Quand le Bon-Père eut bien séché sa peinture et envergué ses voiles les plus neuves, nous partîmes de la rade de Port-au-Prince, et nous débouquâmes par le canal des Cayes avec des vents favorables. Notre traversée n’en fut pas cependant plus courte, conséquence naturelle de la mauvaise marche de notre bâtiment. Notre navigation ne fut d’ailleurs signalée par aucun incident, si ce n’est toutefois au moment de notre atterrage sur la côte de France. Nous avions pris connaissance de l’île d’Yeu, et nous faisions route pour donner dans le pertuis breton. Le vent s’était élevé, la mer était devenue grosse. Nous passâmes probablement trop près de l’extrémité du banc qui s’étend au large de la pointe de la Baleine, car nous reçûmes tout à coup plusieurs lames qui causèrent à bord une grande épouvante.

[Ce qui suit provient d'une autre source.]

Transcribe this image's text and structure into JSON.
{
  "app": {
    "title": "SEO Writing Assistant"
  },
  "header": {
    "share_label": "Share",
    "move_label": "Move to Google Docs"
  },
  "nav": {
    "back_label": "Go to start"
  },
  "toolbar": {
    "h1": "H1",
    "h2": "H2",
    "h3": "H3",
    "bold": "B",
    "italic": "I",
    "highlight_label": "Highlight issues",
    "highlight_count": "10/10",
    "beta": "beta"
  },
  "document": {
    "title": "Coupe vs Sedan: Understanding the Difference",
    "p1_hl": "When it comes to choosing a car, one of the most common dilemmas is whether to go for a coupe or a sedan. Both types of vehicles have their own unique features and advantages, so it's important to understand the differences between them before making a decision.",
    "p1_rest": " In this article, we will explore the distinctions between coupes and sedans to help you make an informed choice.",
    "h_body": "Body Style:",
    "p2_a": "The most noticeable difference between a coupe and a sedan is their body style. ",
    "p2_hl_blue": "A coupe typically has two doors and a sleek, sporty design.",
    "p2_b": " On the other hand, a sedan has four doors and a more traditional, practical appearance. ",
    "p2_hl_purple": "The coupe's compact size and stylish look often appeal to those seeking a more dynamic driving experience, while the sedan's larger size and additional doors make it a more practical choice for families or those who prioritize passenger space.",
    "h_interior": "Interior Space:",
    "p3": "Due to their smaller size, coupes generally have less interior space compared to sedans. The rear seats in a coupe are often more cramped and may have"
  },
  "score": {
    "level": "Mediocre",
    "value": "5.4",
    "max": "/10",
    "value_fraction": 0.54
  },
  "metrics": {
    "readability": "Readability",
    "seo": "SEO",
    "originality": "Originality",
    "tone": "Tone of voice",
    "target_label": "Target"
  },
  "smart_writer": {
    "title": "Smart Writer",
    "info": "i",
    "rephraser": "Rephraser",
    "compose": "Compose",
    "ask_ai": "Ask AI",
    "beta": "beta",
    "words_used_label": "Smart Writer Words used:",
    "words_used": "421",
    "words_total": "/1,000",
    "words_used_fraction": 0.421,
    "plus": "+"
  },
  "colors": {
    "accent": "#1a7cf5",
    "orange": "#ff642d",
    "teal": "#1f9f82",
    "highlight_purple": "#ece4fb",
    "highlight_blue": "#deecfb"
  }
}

Nous étions sous l’influence de la sinistre réputation que tant de naufrages ont value à ces dangereux écueils, et nous crûmes un instant que nous n’avions échappé à tous les périls de notre campagne que pour venir périr à l’entrée du port. Nous en fûmes heureusement quittes pour la peur ; le soir même, nous laissions tomber l’ancre sur la rade des Basques. Deux jours après, nous étions dans le port de La Rochelle, où se termina ce pénible voyage, qui n’avait pas duré moins de dix-sept mois.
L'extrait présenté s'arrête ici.